“Upcycling” is the kind trash talk we should be having in our social conversations, not the language of vulgarity, hate and prejudice. The message is: don’t waste your trash or throwaway, give it a new purpose, create an inventive use for the same old material to make it cool and stylish like never before.
In case you haven’t noticed, according to one survey a majority of younger generations (59 percent of Generation Z and 57 percent of Millennials) are buying upcycled products. Business of Fashion, the leading digital authority on the global fashion industry, states that Gen-Z has “helped popularize upcycling and reselling used clothes, due to become a $51 billion business by 2025.”
This development is very heartening, something that our climate-challenged world should welcome with open arms.
Upcycling? I think I’ve been there, done it and still doing it.
In my boyhood days, my playfellows and I ingeniously converted empty sardine cans into “cars” using soft drink “tansans” (bottle caps) as wheels. Inept as I was, I even managed to stringtogether a “train car” out of those sardine cans. To have the best-crafted sardine car in our neighborhood was a bragging right. The esteem of our friends was highly prized.
Aside from empty sardine cans, we also collected discarded rubber sandals, which we ingeniously turned into make-believe sailboats and floated down the flowing waters of canals and esteros.
In our street parties, we danced to the music of an amateur band, we called them “combos” then, which used an empty gasoline drum (salvaged from US liberation army) with wires or strings, as their base instrument.
In hindsight, those were my earliest encounters with upcycling, albeit in its most primitive form.
So what exactly is upcycling and what’s good about it?
Remember “Reduce, Re-use, Recycle?” As someone puts it, if reducing, re-using and recycling are siblings, then think of upcycling as their newly arrived, better-looking cousin.
To recycle something is to break the item back down to its raw state, then restore it and reuse it for the same purpose.

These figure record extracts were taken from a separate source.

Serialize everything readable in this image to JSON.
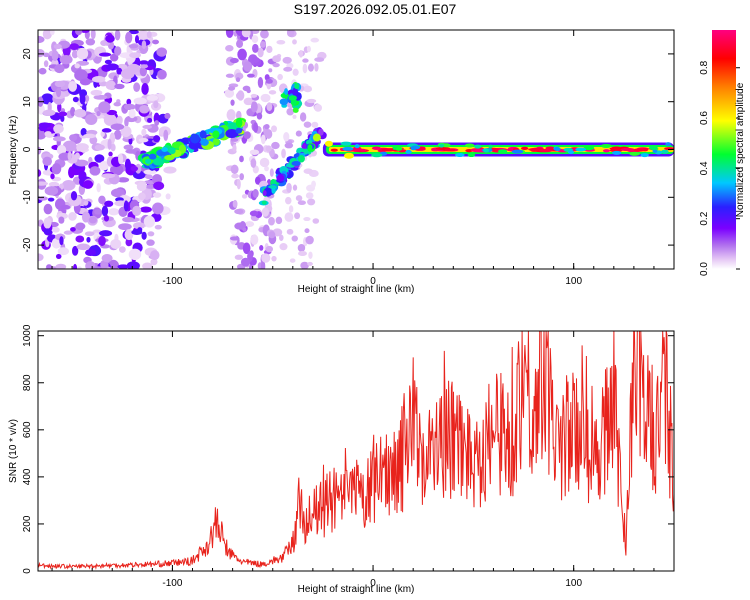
{
  "title": "S197.2026.092.05.01.E07",
  "colors": {
    "snr_line": "#e8231c",
    "axis": "#000000"
  },
  "chart_data": [
    {
      "type": "heatmap",
      "xlabel": "Height of straight line (km)",
      "ylabel": "Frequency (Hz)",
      "xlim": [
        -167,
        150
      ],
      "ylim": [
        -25,
        25
      ],
      "xticks": [
        -100,
        0,
        100
      ],
      "yticks": [
        -20,
        -10,
        0,
        10,
        20
      ],
      "colorbar": {
        "label": "Normalized spectral amplitude",
        "range": [
          0,
          0.95
        ],
        "ticks": [
          0.0,
          0.2,
          0.4,
          0.6,
          0.8
        ],
        "colormap": [
          "#ffffff",
          "#e6c8f5",
          "#b070ee",
          "#7b00ff",
          "#2a20ff",
          "#00c8ff",
          "#00ff30",
          "#ffff00",
          "#ff8000",
          "#ff0000",
          "#ff0080"
        ]
      },
      "features": [
        {
          "name": "stable tone",
          "x_range": [
            -25,
            150
          ],
          "freq_hz": 0,
          "amplitude": 0.95
        },
        {
          "name": "rising chirp",
          "x_range": [
            -115,
            -65
          ],
          "freq_hz_range": [
            -3,
            5
          ],
          "amplitude": 0.5
        },
        {
          "name": "steep chirp",
          "x_range": [
            -55,
            -25
          ],
          "freq_hz_range": [
            -10,
            13
          ],
          "amplitude": 0.45
        },
        {
          "name": "noise region",
          "x_range": [
            -167,
            -110
          ],
          "freq_hz_range": [
            -25,
            25
          ],
          "amplitude": 0.2
        }
      ]
    },
    {
      "type": "line",
      "xlabel": "Height of straight line (km)",
      "ylabel": "SNR (10 * v/v)",
      "xlim": [
        -167,
        150
      ],
      "ylim": [
        0,
        1020
      ],
      "xticks": [
        -100,
        0,
        100
      ],
      "yticks": [
        0,
        200,
        400,
        600,
        800,
        1000
      ],
      "series": [
        {
          "name": "SNR",
          "x": [
            -167,
            -150,
            -130,
            -110,
            -100,
            -90,
            -82,
            -78,
            -72,
            -65,
            -55,
            -45,
            -40,
            -37,
            -35,
            -30,
            -25,
            -20,
            -15,
            -10,
            -5,
            0,
            5,
            10,
            15,
            18,
            22,
            30,
            40,
            50,
            60,
            70,
            75,
            80,
            85,
            90,
            100,
            110,
            120,
            126,
            130,
            140,
            145,
            150
          ],
          "values": [
            25,
            20,
            25,
            30,
            35,
            45,
            120,
            215,
            80,
            40,
            30,
            60,
            120,
            300,
            230,
            250,
            280,
            320,
            300,
            350,
            320,
            380,
            420,
            480,
            500,
            770,
            560,
            520,
            600,
            500,
            620,
            580,
            970,
            650,
            1010,
            560,
            620,
            500,
            750,
            90,
            960,
            560,
            830,
            460
          ]
        }
      ]
    }
  ]
}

With upcycling, you don’t take back the discarded item to its original state. The “old” throwaway material, with some modification, gets turned into a “new” product. It is the same product but creatively re-purposed for another use. Thus, cast-off fabric scraps are collected and turned to rag rugs or cloth wipes. Old newspapers and old bottles are not destroyed. They are polished, redesigned, and given added value as stylish bags or attractive decorative or gift items.

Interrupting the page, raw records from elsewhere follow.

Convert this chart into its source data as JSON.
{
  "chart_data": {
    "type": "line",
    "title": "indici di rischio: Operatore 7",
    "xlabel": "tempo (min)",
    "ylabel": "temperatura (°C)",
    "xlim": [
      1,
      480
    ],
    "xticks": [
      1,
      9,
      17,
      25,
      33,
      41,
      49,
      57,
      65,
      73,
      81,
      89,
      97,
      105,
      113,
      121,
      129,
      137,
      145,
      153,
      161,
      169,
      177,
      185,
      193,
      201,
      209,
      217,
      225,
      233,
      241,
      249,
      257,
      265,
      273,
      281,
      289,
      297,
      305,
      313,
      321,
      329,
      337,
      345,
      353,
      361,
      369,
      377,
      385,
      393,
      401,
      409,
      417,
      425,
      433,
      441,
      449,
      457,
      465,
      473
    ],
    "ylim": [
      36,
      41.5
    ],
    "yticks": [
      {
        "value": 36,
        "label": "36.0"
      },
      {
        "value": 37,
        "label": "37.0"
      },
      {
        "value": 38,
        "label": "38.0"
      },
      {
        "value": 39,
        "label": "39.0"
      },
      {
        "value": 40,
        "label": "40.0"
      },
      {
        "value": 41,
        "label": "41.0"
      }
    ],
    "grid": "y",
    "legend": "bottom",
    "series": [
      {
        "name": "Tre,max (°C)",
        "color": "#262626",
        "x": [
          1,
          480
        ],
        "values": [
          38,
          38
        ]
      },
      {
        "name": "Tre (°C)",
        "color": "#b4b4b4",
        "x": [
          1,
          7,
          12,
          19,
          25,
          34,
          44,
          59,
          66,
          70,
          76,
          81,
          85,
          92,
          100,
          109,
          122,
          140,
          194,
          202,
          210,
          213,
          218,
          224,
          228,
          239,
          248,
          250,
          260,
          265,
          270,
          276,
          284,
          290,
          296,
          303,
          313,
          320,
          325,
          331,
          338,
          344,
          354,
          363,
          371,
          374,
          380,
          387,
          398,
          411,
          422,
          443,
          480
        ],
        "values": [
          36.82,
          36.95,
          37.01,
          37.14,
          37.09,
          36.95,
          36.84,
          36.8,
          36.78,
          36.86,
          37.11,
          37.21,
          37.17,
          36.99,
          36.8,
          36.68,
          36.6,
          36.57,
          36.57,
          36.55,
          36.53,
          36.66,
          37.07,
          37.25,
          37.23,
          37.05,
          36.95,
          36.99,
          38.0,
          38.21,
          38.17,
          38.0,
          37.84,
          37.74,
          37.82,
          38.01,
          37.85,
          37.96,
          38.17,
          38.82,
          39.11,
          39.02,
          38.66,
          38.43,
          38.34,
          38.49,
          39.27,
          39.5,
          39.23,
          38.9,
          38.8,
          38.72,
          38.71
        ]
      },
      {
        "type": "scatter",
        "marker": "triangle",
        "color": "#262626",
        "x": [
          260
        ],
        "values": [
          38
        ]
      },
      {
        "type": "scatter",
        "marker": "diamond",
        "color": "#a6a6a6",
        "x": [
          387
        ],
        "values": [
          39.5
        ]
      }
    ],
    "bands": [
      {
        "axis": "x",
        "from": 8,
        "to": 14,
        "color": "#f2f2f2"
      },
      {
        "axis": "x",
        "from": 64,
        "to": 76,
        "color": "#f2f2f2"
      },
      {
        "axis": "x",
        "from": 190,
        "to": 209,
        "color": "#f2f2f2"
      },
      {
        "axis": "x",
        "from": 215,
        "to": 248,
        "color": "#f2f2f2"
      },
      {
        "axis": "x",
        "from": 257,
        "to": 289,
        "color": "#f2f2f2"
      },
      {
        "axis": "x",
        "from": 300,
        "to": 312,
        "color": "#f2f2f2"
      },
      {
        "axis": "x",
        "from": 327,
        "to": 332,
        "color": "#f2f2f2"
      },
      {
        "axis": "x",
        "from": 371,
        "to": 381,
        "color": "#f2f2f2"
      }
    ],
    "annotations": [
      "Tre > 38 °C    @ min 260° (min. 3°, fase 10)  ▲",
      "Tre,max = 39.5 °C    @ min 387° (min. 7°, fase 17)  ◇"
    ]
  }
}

Isn’t that reusing? Yes, but the difference is it’s an upgrade! Its value is increased.
Upcycling is a winning scenario. We help our oceans and waterways get rid of human-made trash. It helps reduce the space in landfills that would otherwise be taken up by our trash. Profitable enterprises that make upcycled products help provide steady income for the jobless and the disadvantaged they employ. Our cities can now hope for a more climate sustainable future.
Let me share my personal thoughts on upcycling. As I said, we need to make it the new conversation of our social media. Beyond that, we need to develop an upcycling mindset.
Having an upcycling mindset stirs up endless creativity and requires a DIY (do it yourself) attitude. Think of the world as one giant upcycling factory. As someone said: “All the trash around us and within us is here for us to upcycle creatively into usable products.” What discarded item can I upcycle today is an exciting reason to get up every morning.
It is also a good approach to personal living. It goads us to throw away our disposable mentality and to make things by ourselves instead of just being consumers.
Even now, I always look for ways to make new uses for disposed stuff. When my granddaughter needed to come up with a miniature diorama for her class, we utilized the box cartons I had been hoarding to cut out dinosaur figures, painted them in bright colors and placed them on flattened cardboards. Her work was highly praised by her teacher!
Which leads me to say that in schools, we should encourage students to design and create upcycled products using materials collected at home and school such as empty plastic cups, T-shirts, old toys, newsprint, magazines, and paper and plastic bags and so on.
An upcycling mindset expands one’s spiritual perspective. In my previous article I talked about having a sense of gratitude towards things that serve us well. Upcycling is a way of practicing respect for things. It’s like rescuing an object from final oblivion and giving it a new lease on life, or a second opportunity to be of service. Or as someone puts it, a new soul.
For instance, those old newspapers and stacks of scratch paper beside you could live a new life as expressive medium for creative artworks made out of paper, such as paper tole art or paper collage painting.
They can still touch us at another point of our lives. An upcycled seat or ironing board could be a conversation piece that leads to deeper talks on nature, art, and history.
More significantly, an upcycling mindset serves as an ongoing invitation or a gentle reminder to upcycle and repurpose yourself. After all your old self is past its expiry date. How do you infuse it with some meaningful value without completely discarding the story of its past?
Let’s leave that question for you to find out for yourself. This conversation is far from over.